O fato de eu amar a Caroline, e todo mundo saber, é que isso servia para ela exibir meu coração como mais um de sua estante. Ela deveria colecionar corações, ela era linda e apaixonante, deveria ter muitos para colecionar. Quando terminamos - ou melhor, quando ela terminou comigo - um grande abismo se abriu entre nós. Eu estava disposta a pular para ficar com ela, mas Caroline só me deu o silêncio dela. Eu me acostumei com o silêncio dela. O silêncio desceu em seco, arranhando minha garganta, e parando no peito como uma pedra pesada. Eu nunca falava de minhas tristezas - aliás esse era outro efeito-pós-término-com-a-Caroline - eu não falava porquê a única pessoa com quem eu queria falar de minhas tristeza, era o motivo dela.
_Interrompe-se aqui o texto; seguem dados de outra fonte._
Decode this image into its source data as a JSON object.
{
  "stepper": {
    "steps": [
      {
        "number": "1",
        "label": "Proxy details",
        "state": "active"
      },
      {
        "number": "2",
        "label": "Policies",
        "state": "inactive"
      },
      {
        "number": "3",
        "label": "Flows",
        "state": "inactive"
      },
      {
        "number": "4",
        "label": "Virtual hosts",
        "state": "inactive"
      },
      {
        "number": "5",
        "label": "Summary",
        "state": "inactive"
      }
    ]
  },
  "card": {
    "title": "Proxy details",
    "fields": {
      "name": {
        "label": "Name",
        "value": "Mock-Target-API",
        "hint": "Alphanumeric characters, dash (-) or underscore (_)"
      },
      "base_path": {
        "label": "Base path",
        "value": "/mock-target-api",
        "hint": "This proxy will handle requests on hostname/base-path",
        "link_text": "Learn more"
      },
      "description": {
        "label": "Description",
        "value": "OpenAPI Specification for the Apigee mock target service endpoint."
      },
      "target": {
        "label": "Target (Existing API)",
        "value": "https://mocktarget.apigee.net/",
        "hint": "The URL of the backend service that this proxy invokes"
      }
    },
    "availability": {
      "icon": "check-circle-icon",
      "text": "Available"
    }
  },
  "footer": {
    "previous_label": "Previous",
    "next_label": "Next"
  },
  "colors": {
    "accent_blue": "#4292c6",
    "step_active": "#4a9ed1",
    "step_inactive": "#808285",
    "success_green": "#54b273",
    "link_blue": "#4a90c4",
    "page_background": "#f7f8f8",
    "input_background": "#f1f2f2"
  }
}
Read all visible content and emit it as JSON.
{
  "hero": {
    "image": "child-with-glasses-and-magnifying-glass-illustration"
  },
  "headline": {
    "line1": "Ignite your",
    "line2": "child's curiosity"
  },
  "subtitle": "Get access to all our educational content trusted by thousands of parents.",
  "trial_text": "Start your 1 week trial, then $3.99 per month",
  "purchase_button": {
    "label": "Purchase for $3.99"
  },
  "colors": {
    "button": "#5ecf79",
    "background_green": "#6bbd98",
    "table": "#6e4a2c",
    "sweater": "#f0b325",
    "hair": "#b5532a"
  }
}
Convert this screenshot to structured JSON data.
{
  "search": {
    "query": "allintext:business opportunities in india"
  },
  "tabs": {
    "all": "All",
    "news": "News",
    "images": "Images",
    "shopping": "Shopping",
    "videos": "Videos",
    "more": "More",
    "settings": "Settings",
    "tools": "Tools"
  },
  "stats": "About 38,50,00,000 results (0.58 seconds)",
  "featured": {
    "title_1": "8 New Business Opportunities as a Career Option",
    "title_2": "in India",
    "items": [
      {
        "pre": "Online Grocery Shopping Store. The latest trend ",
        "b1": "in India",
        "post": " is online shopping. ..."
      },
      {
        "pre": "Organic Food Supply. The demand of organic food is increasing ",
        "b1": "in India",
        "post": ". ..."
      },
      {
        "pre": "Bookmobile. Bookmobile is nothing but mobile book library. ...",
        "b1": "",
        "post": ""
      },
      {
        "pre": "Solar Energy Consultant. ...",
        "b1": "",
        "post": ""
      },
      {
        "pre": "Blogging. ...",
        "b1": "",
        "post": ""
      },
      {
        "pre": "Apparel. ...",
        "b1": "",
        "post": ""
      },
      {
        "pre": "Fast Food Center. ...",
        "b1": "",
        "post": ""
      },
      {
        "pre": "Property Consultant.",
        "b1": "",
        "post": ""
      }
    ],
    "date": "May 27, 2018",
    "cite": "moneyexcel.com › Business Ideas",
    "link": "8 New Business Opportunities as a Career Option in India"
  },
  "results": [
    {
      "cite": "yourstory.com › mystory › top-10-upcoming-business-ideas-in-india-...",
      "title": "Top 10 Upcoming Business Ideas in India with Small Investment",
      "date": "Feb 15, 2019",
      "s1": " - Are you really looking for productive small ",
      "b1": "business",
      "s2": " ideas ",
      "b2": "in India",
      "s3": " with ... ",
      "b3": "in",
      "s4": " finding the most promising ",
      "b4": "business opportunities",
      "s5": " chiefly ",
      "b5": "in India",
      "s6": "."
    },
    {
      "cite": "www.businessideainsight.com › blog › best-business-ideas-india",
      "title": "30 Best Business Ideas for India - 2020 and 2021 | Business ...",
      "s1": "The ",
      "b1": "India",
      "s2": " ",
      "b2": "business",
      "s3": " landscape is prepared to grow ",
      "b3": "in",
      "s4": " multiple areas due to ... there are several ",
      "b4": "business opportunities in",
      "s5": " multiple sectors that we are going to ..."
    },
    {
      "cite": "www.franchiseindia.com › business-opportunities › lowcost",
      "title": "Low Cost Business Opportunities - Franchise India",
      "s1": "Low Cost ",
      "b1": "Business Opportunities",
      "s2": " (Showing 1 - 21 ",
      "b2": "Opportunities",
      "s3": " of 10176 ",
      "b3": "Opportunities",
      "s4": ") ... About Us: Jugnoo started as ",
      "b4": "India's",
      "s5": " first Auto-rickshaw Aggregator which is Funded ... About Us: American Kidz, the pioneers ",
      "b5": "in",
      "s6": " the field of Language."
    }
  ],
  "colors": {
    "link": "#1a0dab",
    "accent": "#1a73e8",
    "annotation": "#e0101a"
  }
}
O silêncio da Caroline me tornou uma pessoa muito funda, um mar muito agitado. Meu celular tocou novamente. Mensagem da Caroline.

Caroline
To bem. Então, vou direto ao assunto, ok? Eu sei que não vai ser a mesma coisa, mas eu não tenho raiva de você, nem nada. Ainda gosto muito de você, embora seja bem diferente hoje, seja como uma amiga. Eu quero dizer que sempre que se sentir sozinha e precisar de alguém pra conversar eu vou estar aqui. Vai ficar só entre nós. Eu sei que faz muito tempo que não nos falamos, mas seria bom ter sua amizade de volta.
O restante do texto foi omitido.